Het lijkt me dat het oordeel van de ‘rechterstoel van Christus’ nu al in werking is, na ons heengaan in het paradijs voortgezet wordt en na de opname van de gemeente ‘afgerond’ zal worden. Natuurlijk weten we niet precies hoe het gaat verlopen, maar wat is het belangrijk om als gelovige hier rekening mee te houden. Als kind van God kun je uiteindelijk: ‘schade lijden’ (1 Korinthe 3:15), ‘verderf oogsten’ (Galaten 6:8) en ‘beschaamd staan’ (1 Johannes 2:28)!
Het is zeker de moeite waard om hier in ons dagelijks leven, als kind van God, rekening mee te houden in de wetenschap dat we eens verantwoording af zullen moeten leggen over ons leven hier op aarde. Het gaat hierbij niet om onze zonden, want die zijn door het bloed van de Heere Jezus weggenomen. Nee, het gaat hier om de mogelijkheden en kansen die Hij ons geboden heeft om voor Hem op aarde te leven. Hebben we deze benut, of hebben we ze laten liggen? Rond deze tijd is het einde van 2022 alweer in zicht en begint er voor ons een nieuw jaar. Wat zou het toch mooi zijn, wanneer we beseffen dat de Heere het afgelopen jaar tot Zijn doel gekomen is met ons leven hier op aarde en dat wij ons voor het nieuwe jaar ter beschikking van Hem stellen, zodat Hij ons kan gebruiken zoals Hij wil.
Bidden in Zijn Naam
De Heere Jezus leert ons in Johannes 16:23-28 ‘in Zijn Naam’ te bidden. Aan het einde van de gebeden wordt dit dan ook vaak toegevoegd. Maar vooral de laatste tijd merk ik op dat dit vaak niet meer gebeurt en dat de gebeden gewoon met ‘amen’ afgesloten worden.
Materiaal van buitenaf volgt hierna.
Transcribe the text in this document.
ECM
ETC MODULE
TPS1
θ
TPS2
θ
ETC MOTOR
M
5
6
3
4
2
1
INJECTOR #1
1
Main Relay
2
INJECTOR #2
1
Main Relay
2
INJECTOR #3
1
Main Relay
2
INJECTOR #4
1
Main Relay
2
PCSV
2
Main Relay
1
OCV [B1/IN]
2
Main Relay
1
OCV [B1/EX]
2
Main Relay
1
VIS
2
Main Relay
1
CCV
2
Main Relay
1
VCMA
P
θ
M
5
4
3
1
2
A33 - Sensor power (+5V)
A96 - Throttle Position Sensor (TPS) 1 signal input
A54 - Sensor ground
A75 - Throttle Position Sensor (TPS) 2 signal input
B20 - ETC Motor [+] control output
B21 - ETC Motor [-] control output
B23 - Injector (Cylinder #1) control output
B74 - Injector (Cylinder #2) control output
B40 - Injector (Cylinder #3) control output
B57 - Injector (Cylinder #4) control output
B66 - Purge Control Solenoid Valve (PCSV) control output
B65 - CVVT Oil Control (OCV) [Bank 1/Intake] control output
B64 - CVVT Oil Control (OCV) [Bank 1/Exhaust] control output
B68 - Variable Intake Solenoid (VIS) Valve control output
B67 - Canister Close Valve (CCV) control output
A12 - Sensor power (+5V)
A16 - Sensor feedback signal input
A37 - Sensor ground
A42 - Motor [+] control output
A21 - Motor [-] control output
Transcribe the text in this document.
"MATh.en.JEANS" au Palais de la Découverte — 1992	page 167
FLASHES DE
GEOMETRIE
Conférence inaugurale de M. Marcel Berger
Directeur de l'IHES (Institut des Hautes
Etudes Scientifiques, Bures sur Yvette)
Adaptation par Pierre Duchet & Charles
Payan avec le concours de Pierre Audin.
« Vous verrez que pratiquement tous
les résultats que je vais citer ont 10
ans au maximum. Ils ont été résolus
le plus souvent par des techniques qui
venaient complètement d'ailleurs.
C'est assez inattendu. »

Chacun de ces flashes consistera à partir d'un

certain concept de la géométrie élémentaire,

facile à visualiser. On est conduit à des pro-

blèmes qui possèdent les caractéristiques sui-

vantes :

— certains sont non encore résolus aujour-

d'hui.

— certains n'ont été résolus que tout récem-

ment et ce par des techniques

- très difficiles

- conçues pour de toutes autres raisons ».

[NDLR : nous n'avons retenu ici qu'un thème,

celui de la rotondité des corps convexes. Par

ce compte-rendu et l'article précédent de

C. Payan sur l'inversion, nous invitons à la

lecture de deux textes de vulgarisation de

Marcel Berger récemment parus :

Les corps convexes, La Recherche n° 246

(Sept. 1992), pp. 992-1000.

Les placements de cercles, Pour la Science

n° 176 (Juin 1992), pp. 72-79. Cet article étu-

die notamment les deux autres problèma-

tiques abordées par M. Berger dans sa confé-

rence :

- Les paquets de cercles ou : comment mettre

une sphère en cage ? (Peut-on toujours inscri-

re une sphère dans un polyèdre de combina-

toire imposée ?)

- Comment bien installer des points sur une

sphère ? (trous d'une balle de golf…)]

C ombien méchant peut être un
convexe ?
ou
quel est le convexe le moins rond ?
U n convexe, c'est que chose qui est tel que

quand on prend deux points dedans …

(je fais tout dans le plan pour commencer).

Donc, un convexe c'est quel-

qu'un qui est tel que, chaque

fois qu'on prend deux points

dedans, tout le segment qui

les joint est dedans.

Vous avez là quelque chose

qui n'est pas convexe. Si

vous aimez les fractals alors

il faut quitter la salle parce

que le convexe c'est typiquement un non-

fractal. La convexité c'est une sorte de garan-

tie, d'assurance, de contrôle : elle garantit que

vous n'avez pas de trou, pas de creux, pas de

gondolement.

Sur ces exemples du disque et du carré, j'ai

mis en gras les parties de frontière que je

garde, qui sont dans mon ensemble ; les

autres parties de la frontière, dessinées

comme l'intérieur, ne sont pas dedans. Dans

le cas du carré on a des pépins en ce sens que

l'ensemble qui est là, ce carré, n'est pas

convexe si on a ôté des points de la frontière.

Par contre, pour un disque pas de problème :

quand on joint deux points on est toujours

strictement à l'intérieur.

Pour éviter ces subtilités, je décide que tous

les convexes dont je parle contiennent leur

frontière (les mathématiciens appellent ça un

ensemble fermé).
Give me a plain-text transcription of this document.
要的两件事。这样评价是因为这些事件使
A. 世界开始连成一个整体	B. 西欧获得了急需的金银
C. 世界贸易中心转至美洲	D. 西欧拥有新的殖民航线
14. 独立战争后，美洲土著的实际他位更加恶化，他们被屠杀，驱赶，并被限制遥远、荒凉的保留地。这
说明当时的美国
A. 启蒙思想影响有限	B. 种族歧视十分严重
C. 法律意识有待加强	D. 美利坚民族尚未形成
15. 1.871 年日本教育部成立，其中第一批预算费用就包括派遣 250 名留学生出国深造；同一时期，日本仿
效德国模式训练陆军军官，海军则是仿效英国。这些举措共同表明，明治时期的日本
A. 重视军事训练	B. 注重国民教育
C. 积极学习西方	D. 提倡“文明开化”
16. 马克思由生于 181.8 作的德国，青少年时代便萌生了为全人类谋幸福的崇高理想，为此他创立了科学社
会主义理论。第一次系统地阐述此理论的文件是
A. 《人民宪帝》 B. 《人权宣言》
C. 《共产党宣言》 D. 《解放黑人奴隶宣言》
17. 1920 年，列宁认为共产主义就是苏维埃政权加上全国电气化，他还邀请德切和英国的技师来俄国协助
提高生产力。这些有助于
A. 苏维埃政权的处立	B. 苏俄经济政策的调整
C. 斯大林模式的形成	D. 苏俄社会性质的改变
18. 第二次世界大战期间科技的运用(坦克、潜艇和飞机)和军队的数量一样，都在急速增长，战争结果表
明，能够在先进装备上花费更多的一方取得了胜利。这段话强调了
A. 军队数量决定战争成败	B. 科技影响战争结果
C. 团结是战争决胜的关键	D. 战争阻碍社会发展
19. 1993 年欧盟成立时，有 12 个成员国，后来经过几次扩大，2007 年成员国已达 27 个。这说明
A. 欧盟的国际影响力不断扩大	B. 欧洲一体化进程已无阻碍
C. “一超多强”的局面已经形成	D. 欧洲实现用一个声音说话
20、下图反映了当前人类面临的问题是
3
Hoe denkt u hierover? (T. D. te N. B.)
Antwoord:
In bovengenoemd gedeelte moedigt de Heere Jezus Zijn apostelen aan om hun gebed tot de Vader te richten: ‘Indien gij de Vader om iets bidt, zal Hij het u geven in Mijn naam’. Heel veel christenen bidden alleen maar tot de Heere Jezus en vergeten daarbij dat alles bij God de Vader vandaan komt: ‘Iedere gave, die goed, en elk geschenk, dat volmaakt is, daalt van boven neder, van de Vader der lichten, bij wie geen verandering is of zweem van ommekeer (Jakobus 1:17)! Bidden kun je niet loskoppelen van een relatie tussen een vader en zijn kind. Hoe beter een kind zijn- of haar vader leert kennen, hoe beter een kind weet wat hij aan zijn- of haar vader kan vragen. Wij mogen onze gebeden tot de Vader richten en wanneer we het gebed eindigen met de woorden ‘in de naam van de Heere Jezus’, dan belijden we daarmee dat het niet een gebed is dat uit onze egoïstische eigenverlangens ontstaan is, maar dat het om een gebed gaat dat de Heere Jezus Zelf, door de Heilige Geest, in ons hart gelegd heeft. En Hij verhoort altijd onze gebeden: sommigen met een ’Ja, Ik zal het doen', anderen met een ’Nee, dit is niet mijn plan’ en weer anderen met ‘Ja, maar nu nog niet’. Zo mogen we ons in het gebed aan Zijn wijsheid en soevereiniteit toevertrouwen, wetende dat Hij weet, wat het beste voor ons is.